The play could be read as roman a clef that would bring to mind the political rumors, plots and characters of aristocrats including Sir Walter Raliegh, Ferdinando Stanley (Lord Strange)  Henry Percy and other courtiers for their subversive schemes they had the wealth and power to indulge in, pursuits that in fact ended up turning them into suspects accused of plots against the crown. Marlowe was socially connected and possibly further involved with their intrigues.

There is not much information in the book about the circumstances of Marlowe’s creative process or the preparation for the performance runs of his plays. Marlowe had influential friends in his college years and beyond, and was likely engaged as a secret agent in service to operatives at Elizabeth I court.

At pivotal moments of Marlowe’s life, there are no diaries, journals notes, a few insinuated court correspondence that links Marlowe to royals. Meanwhile,  Shakespeare maintained a public life, acted in his own plays and even though there are many versions of his actual lived experience, it is a trove compared to what is verifiable facts about Marlowe.
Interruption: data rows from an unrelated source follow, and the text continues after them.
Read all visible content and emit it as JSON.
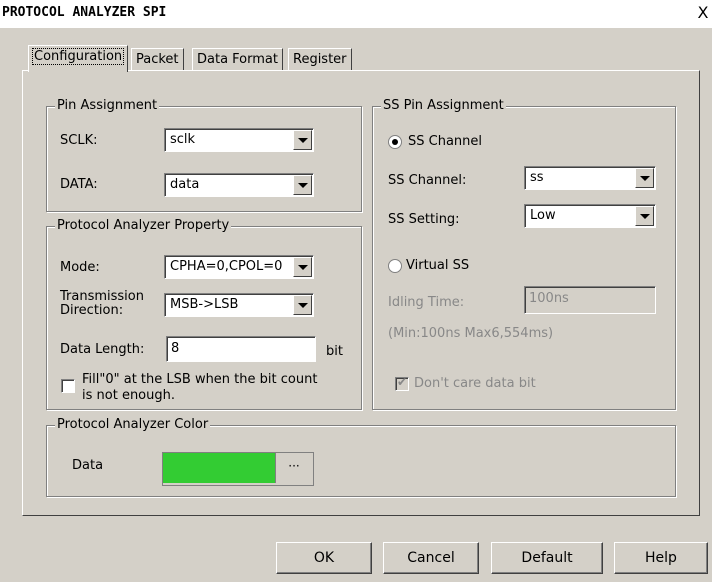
{
  "window": {
    "title": "PROTOCOL ANALYZER SPI",
    "close_glyph": "X"
  },
  "tabs": [
    "Configuration",
    "Packet",
    "Data Format",
    "Register"
  ],
  "pin_assignment": {
    "title": "Pin Assignment",
    "sclk_label": "SCLK:",
    "sclk_value": "sclk",
    "data_label": "DATA:",
    "data_value": "data"
  },
  "property": {
    "title": "Protocol Analyzer Property",
    "mode_label": "Mode:",
    "mode_value": "CPHA=0,CPOL=0",
    "direction_label_1": "Transmission",
    "direction_label_2": "Direction:",
    "direction_value": "MSB->LSB",
    "length_label": "Data Length:",
    "length_value": "8",
    "length_unit": "bit",
    "fill_label_1": "Fill\"0\" at the LSB when the bit count",
    "fill_label_2": "is not enough.",
    "fill_checked": false
  },
  "ss": {
    "title": "SS Pin Assignment",
    "ss_channel_radio": "SS Channel",
    "channel_label": "SS Channel:",
    "channel_value": "ss",
    "setting_label": "SS Setting:",
    "setting_value": "Low",
    "virtual_radio": "Virtual SS",
    "idle_label": "Idling Time:",
    "idle_value": "100ns",
    "range": "(Min:100ns  Max6,554ms)",
    "dont_care": "Don't care data bit",
    "dont_care_checked": true
  },
  "color": {
    "title": "Protocol Analyzer Color",
    "data_label": "Data",
    "data_color": "#33cc33",
    "more": "···"
  },
  "buttons": {
    "ok": "OK",
    "cancel": "Cancel",
    "default": "Default",
    "help": "Help"
  }
}
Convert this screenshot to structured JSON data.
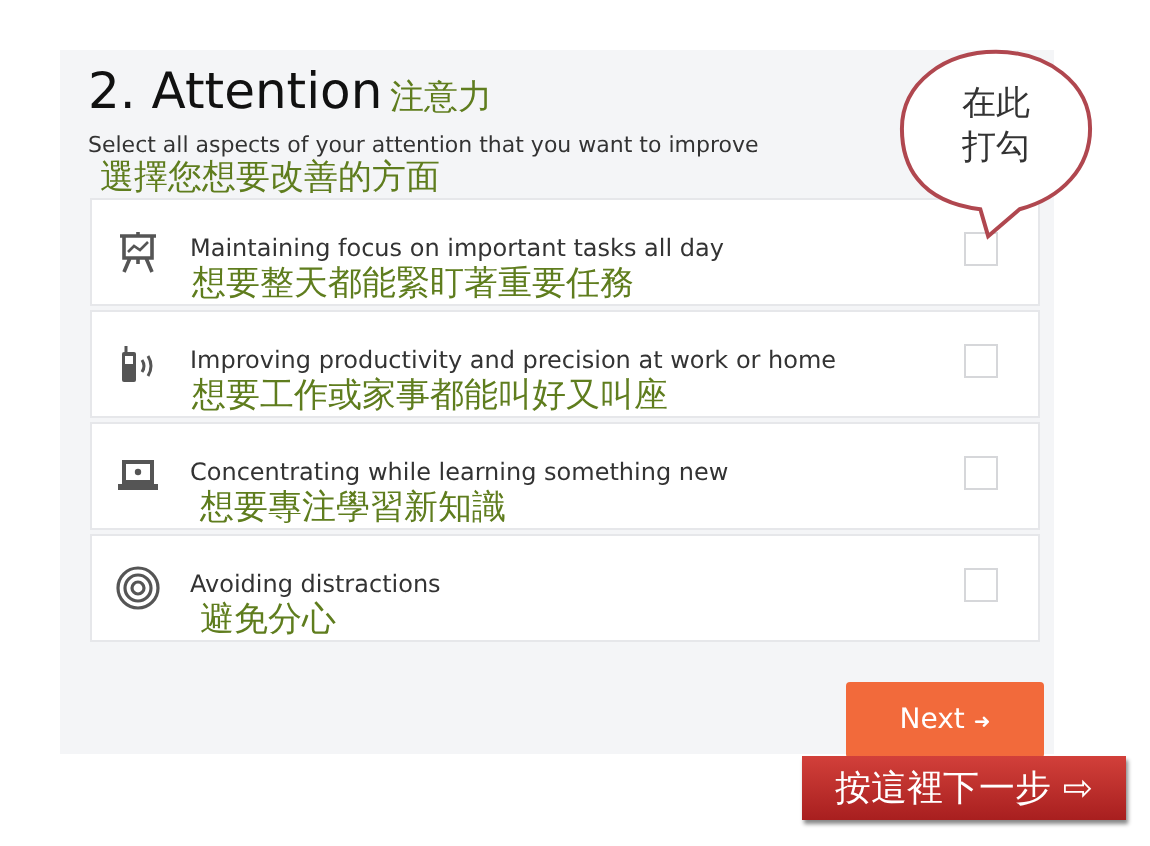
{
  "header": {
    "title": "2. Attention",
    "title_note": "注意力",
    "subtitle": "Select all aspects of your attention that you want to improve",
    "subtitle_note": "選擇您想要改善的方面"
  },
  "options": [
    {
      "kind": "presentation",
      "label": "Maintaining focus on important tasks all day",
      "note": "想要整天都能緊盯著重要任務",
      "checked": false
    },
    {
      "kind": "phone",
      "label": "Improving productivity and precision at work or home",
      "note": "想要工作或家事都能叫好又叫座",
      "checked": false
    },
    {
      "kind": "laptop",
      "label": "Concentrating while learning something new",
      "note": "想要專注學習新知識",
      "checked": false
    },
    {
      "kind": "target",
      "label": "Avoiding distractions",
      "note": "避免分心",
      "checked": false
    }
  ],
  "callout": {
    "lines": [
      "在此",
      "打勾"
    ]
  },
  "next_button": {
    "label": "Next",
    "icon": "➜"
  },
  "next_note": {
    "label": "按這裡下一步 ⇨"
  }
}
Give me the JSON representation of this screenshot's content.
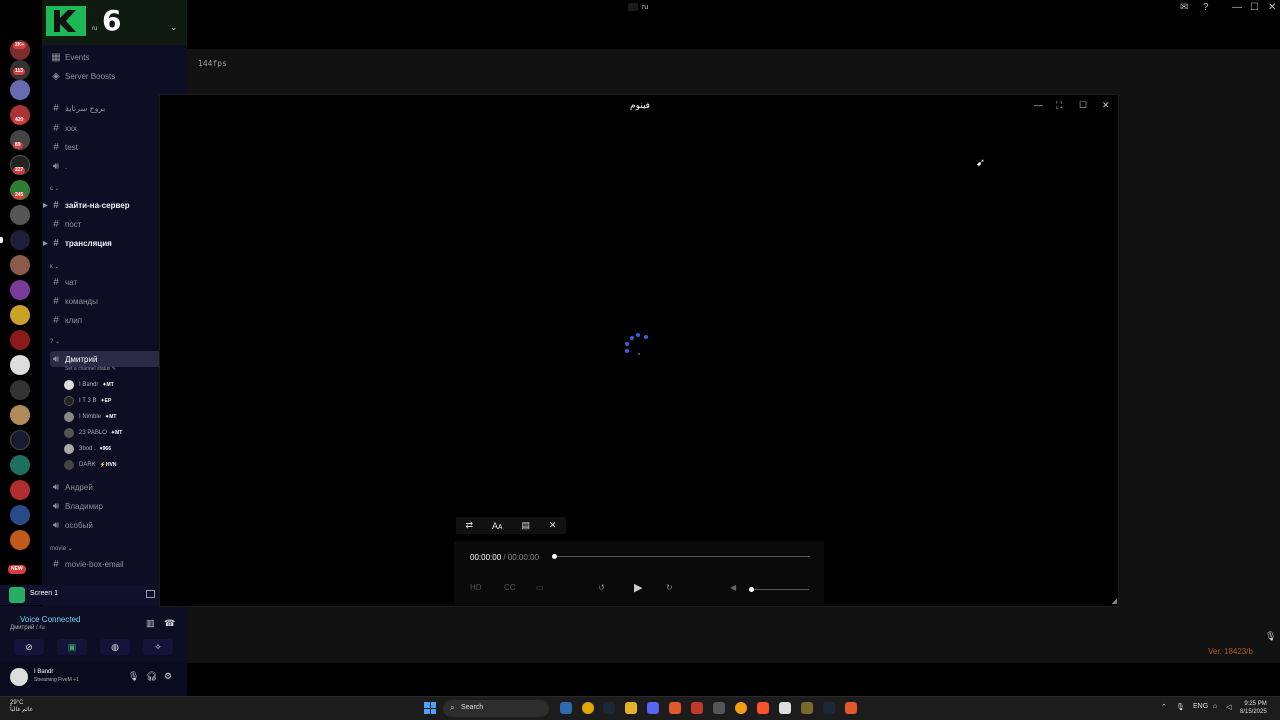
{
  "window": {
    "title": "ru"
  },
  "server": {
    "name": "ru",
    "logo_text": "6"
  },
  "rail": {
    "badges": [
      "2K+",
      "113",
      "420",
      "89",
      "227",
      "245",
      "NEW"
    ]
  },
  "channels": {
    "events": "Events",
    "boosts": "Server Boosts",
    "c1": "بروح سرتاية",
    "c2": "xxx",
    "c3": "test",
    "c4": ".",
    "cat1": "с ⌄",
    "c5": "зайти-на-сервер",
    "c6": "пост",
    "c7": "трансляция",
    "cat2": "к ⌄",
    "c8": "чат",
    "c9": "команды",
    "c10": "клип",
    "cat3": "? ⌄",
    "voice_active": "Дмитрий",
    "status_prompt": "Set a channel status ✎",
    "voice2": "Андрей",
    "voice3": "Владимир",
    "voice4": "особый",
    "cat4": "movie ⌄",
    "c11": "movie-box-email"
  },
  "voice_users": [
    {
      "name": "I Bandr",
      "tag": "✦MT"
    },
    {
      "name": "I T 3 B",
      "tag": "✦EP"
    },
    {
      "name": "I Nimble",
      "tag": "✦MT"
    },
    {
      "name": "23 PABLO",
      "tag": "✦MT"
    },
    {
      "name": "3bod .",
      "tag": "♥966"
    },
    {
      "name": "DARK",
      "tag": "⚡HVN"
    }
  ],
  "screenshare": {
    "label": "Screen 1"
  },
  "voice_status": {
    "title": "Voice Connected",
    "subtitle": "Дмитрий / ru"
  },
  "user": {
    "name": "I Bandr",
    "status": "Streaming FiveM +1"
  },
  "main": {
    "fps": "144fps",
    "version": "Ver. 18423/b"
  },
  "popup": {
    "title": "فينوم",
    "time_current": "00:00:00",
    "time_sep": " / ",
    "time_total": "00:00:00",
    "progress": 0,
    "volume": 0
  },
  "taskbar": {
    "weather_temp": "29°C",
    "weather_desc": "غائم غالباً",
    "search": "Search",
    "lang": "ENG",
    "time": "9:25 PM",
    "date": "8/15/2025"
  }
}
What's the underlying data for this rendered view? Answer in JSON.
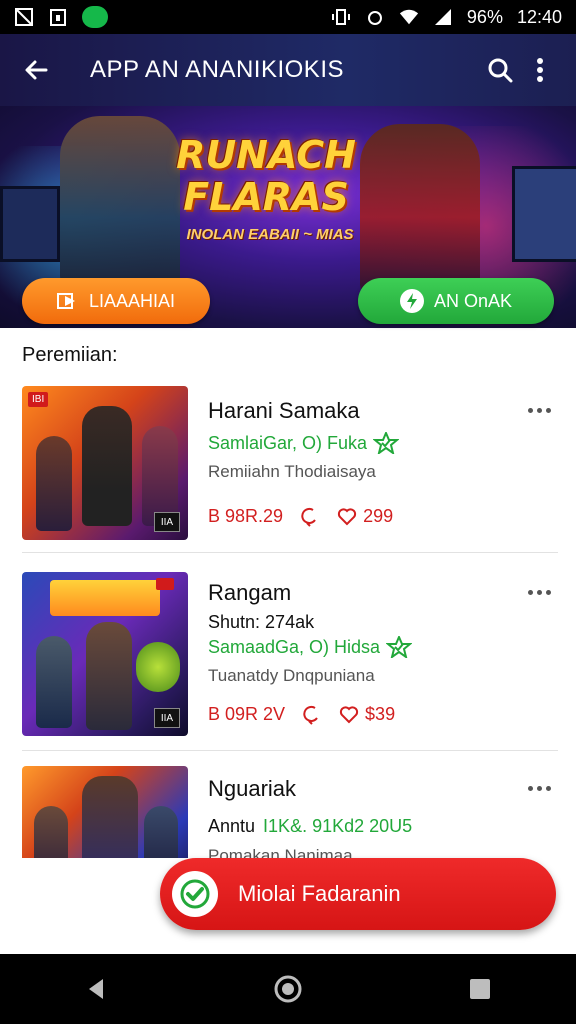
{
  "status_bar": {
    "battery": "96%",
    "time": "12:40"
  },
  "app_bar": {
    "title": "APP AN ANANIKIOKIS"
  },
  "banner": {
    "logo_line1": "RUNACH",
    "logo_line2": "FLARAS",
    "tagline": "INOLAN EABAII ~ MIAS",
    "left_button": "LIAAAHIAI",
    "right_button": "AN OnAK"
  },
  "section": {
    "title": "Peremiian:"
  },
  "cards": [
    {
      "badge": "IBI",
      "title": "Harani Samaka",
      "green": "SamlaiGar, O) Fuka",
      "subtitle": "Remiiahn Thodiaisaya",
      "price": "B 98R.29",
      "likes": "299",
      "corner": "IIA"
    },
    {
      "badge": "",
      "title": "Rangam",
      "line": "Shutn: 274ak",
      "green": "SamaadGa, O) Hidsa",
      "subtitle": "Tuanatdy Dnqpuniana",
      "price": "B 09R 2V",
      "likes": "$39",
      "corner": "IIA"
    },
    {
      "title": "Nguariak",
      "line_prefix": "Anntu",
      "green": "I1K&. 91Kd2 20U5",
      "subtitle": "Pomakan Nanimaa"
    }
  ],
  "fab": {
    "label": "Miolai Fadaranin"
  }
}
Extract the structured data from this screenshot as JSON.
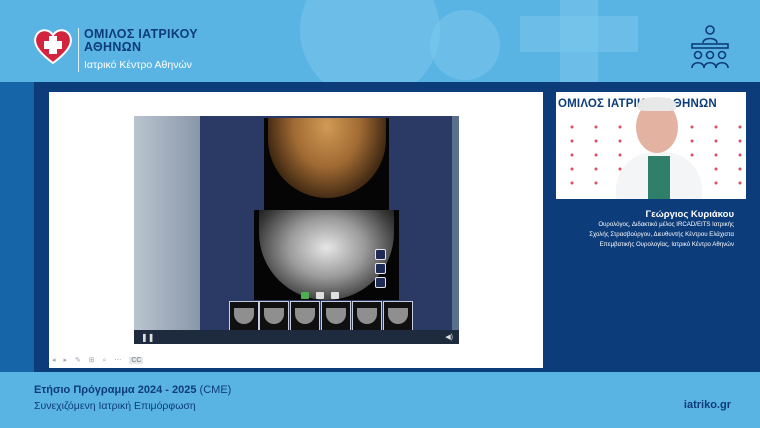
{
  "brand": {
    "title": "ΟΜΙΛΟΣ ΙΑΤΡΙΚΟΥ ΑΘΗΝΩΝ",
    "subtitle": "Ιατρικό Κέντρο Αθηνών",
    "wall_text": "ΟΜΙΛΟΣ ΙΑΤΡΙΚΟΥ ΑΘΗΝΩΝ",
    "colors": {
      "header_bg": "#5ab4e3",
      "main_bg": "#1565a8",
      "navy": "#0d3c7a",
      "heart_red": "#d2243e"
    }
  },
  "header_icon": "audience-lecture-icon",
  "video": {
    "controls": {
      "pause": "❚❚",
      "volume": "◀)"
    },
    "thumbnail_count": 6
  },
  "slide_controls": {
    "icons": "◂ ▸ ✎ ⊞ ⌕ ⋯",
    "label": "CC"
  },
  "speaker": {
    "name": "Γεώργιος Κυριάκου",
    "bio": [
      "Ουρολόγος, Διδακτικό μέλος IRCAD/EITS Ιατρικής",
      "Σχολής Στρασβούργου, Διευθυντής Κέντρου Ελάχιστα",
      "Επεμβατικής Ουρολογίας, Ιατρικό Κέντρο Αθηνών"
    ]
  },
  "footer": {
    "program": "Ετήσιο Πρόγραμμα 2024 - 2025",
    "program_tag": "(CME)",
    "subtitle": "Συνεχιζόμενη Ιατρική Επιμόρφωση",
    "url": "iatriko.gr"
  }
}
But little is known about Marlowe’s daily activities and otherwise furtive life and none of his plays were printed under his name during his life.

As Greenblatt suggests, it is probable that Thomas Kyd, a fellow playwright (author of The Spanish Tragedy) ended up being interrogated on the rack and was forced to give evidence against Marlowe.

Marlowe was repeatedly in harm’s way by design, he was charged with assault several times. Accused of atheism and Machiavellian conceits, even posting protest documents on trees and baiting colleagues into political and religious debates, but he was also invested in skullduggery that festered from all sectors of Elizabeth’s monarchy, fair and foul.

Sorting it all out turns into a spy vs. spy political maze, everyone covering their tracks, or being exposed, or confessing to crimes just to escape the rack. Dr. Faustus also may have been Marlowe expressing his own precarious status for his bargaining with royals at a personal price. He was murdered while being detained on his own recognizance at the pleasure of the crown.

Marlowe incinerated the literary closet for all ages with his homoerotic tales of the Greek gods in his poem Jove and Ganymede a same – sex love and later the hot and heavy royal love affair between Edward II and Galveston. When Marlowe was murdered at age 29, Edward II had yet to be staged or his scripts published under his name until after his death.

There are in depth profiles of Marlowe’s friends and enemies, each adding an extra pieces to the Marlowe puzzle,  some of it can be heavy going, though on balance, Greenblatt drives the slippery plots narratively forward.

 Even as Marlowe lurks in the shadows in his own biography, his plays, scandals and conspiratorial mysteries, remain center-stage. And Greenblatt’s portrait of this once-in-a-century playwright who kicked theater into a new era of literary agency  continues to fascinate, however elusive the clever rogue remains.